SuperDoubleTiny and UPX
The STD-STUB V1.0.0 you found is the SuperDoubleTiny bootstrap, a custom loader developed specifically for X-VESA. The reason SDT exists is architectural: DOS COM files are inherently limited to a single 64KB segment shared by code, data, and stack. X-VESA requires a full 64KB code segment AND a separate full 64KB data segment simultaneously — a memory model that is impossible for a standard COM file.
Here is how SDT works. Three 64KB segments are involved:
SEG1 — starting segment of X-VESA.COM (code segment)
SEG2 — used by APACK as decompression workspace
SEG3 — used by the stub and as stack
a) STUB.COM starts and copies itself into SEG3
b) STUB.COM executes a RETF from SEG3
c) STUB.COM copies compressed DATA.COM from SEG1 into SEG3
behind itself
d) STUB.COM reallocates compressed CODE.COM in SEG1 at ORG 0100h
e) STUB.COM executes RETF handing control to CODE.COM in SEG1:0100h
f) Compressed CODE.COM copies itself into SEG2
g) APACK stub executes FAR JMP into SEG2 and decompresses CODE.COM
back into SEG1
h) FAR JMP from SEG2 to SEG1:0100h — decompressed CODE.COM runs
i) CODE.COM detects stack != 0FFFEh — STUB.COM return value is on
stack in SEG3
j) CODE.COM swaps STUB.COM RETF address in SEG3 with its own
reentry point in SEG1
k) CODE.COM executes RETF jumping to STUB.COM in SEG3
l) STUB.COM copies compressed DATA.COM into SEG1 immediately after
the end of CODE.COM
m) STUB.COM executes RETF returning to CODE.COM in SEG1
(reentry point set in step j)
n) CODE.COM pushes its own reentry address onto the stack then
executes RETF jumping to compressed DATA.COM
o) DATA.COM APACK stub copies itself into the next 64KB and executes
FAR JMP which decompresses DATA.COM in place
p) Decompressed DATA.COM contains a single RETF as its first
instruction, returning control to CODE.COM in SEG1
q) X-VESA is now fully operational with 64KB code and 64KB data
in separate segments
UPX is incompatible with this model for three concrete reasons.
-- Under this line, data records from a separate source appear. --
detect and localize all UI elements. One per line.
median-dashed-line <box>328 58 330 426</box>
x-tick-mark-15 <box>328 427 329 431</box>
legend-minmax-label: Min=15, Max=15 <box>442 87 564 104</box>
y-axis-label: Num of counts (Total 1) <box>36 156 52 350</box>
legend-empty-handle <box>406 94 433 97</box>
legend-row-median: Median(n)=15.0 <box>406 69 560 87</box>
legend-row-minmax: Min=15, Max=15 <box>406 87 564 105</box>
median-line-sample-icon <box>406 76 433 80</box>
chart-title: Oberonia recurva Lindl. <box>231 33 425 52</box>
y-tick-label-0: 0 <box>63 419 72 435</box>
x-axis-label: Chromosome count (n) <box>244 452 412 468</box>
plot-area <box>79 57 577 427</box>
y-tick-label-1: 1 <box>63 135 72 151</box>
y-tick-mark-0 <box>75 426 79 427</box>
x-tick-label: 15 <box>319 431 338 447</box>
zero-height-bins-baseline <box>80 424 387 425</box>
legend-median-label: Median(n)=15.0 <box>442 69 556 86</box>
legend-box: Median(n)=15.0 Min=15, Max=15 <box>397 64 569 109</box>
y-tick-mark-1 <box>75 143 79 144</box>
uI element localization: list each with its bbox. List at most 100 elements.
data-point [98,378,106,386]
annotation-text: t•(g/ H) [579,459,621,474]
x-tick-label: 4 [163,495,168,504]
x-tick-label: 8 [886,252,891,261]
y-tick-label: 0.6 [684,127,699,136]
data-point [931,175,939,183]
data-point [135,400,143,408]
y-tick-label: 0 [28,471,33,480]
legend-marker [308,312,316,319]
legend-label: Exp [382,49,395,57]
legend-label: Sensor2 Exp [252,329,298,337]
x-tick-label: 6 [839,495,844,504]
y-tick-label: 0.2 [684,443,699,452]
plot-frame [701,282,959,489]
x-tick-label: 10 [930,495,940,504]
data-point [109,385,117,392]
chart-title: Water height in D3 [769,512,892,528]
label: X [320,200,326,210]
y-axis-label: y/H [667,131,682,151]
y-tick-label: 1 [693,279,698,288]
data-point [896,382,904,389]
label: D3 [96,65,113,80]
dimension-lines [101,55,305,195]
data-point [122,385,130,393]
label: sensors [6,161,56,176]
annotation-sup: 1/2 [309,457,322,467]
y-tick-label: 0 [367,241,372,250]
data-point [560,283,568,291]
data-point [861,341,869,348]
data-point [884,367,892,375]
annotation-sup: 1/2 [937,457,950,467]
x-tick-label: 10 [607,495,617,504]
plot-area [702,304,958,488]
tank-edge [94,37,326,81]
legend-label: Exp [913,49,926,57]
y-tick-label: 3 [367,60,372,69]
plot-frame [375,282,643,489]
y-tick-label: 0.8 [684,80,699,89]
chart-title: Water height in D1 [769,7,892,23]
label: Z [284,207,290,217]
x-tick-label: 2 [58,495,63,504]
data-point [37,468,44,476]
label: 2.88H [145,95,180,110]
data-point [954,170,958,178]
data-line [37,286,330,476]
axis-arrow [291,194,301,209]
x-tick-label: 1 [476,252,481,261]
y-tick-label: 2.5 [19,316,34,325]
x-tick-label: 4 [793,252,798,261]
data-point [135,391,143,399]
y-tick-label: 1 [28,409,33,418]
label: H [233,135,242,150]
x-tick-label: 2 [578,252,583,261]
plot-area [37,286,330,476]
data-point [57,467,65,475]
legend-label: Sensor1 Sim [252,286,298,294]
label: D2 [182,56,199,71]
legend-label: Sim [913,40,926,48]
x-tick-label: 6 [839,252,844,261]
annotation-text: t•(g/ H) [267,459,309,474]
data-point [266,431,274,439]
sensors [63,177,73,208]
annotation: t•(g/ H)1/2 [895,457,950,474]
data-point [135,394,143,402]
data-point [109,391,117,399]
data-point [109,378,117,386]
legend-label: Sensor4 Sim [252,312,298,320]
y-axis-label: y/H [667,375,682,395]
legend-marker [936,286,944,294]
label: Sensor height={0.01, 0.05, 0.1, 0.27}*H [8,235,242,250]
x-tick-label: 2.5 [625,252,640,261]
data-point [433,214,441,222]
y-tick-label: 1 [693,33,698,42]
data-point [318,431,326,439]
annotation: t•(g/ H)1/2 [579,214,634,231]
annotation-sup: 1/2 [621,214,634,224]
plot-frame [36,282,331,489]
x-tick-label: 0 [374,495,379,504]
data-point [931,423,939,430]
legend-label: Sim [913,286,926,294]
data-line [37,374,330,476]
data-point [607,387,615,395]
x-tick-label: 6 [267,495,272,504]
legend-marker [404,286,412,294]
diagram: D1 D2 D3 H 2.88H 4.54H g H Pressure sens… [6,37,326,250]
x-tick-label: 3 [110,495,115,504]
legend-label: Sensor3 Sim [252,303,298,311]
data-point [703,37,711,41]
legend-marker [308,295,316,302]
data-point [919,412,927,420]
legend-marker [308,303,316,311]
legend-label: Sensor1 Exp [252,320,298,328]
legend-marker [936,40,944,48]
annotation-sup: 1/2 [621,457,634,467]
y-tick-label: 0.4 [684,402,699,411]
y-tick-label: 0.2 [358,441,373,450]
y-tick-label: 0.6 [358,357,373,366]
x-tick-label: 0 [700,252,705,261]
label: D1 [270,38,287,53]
First, during decompression UPX writes into memory areas beyond its expected output range, corrupting the stub residing in SEG3. Second,
even with --ultra-brute UPX produces files slightly larger than the APACK result — there is no compression gain to justify the effort. Third, when applied to the SDT model specifically, UPX-compressed
binaries fail to execute on an IBM 5150 — this is not a general UPX limitation on 8088 hardware, but a failure specific to the interaction between UPX's decompression behaviour and the SDT memory layout.
X-VESA requires 302240 bytes of conventional memory and is designed to run on any hardware from an IBM 5150 to a 2026 system with a legacy CSM BIOS. On an IBM 5150 it starts correctly and reports
"80386 or above required" — a clean, graceful exit. If conventional memory is insufficient it reports the shortage and exits without crashing. This compatibility range is non-negotiable and any change
to the bootstrap that breaks it, as UPX does, is not acceptable regardless of other considerations.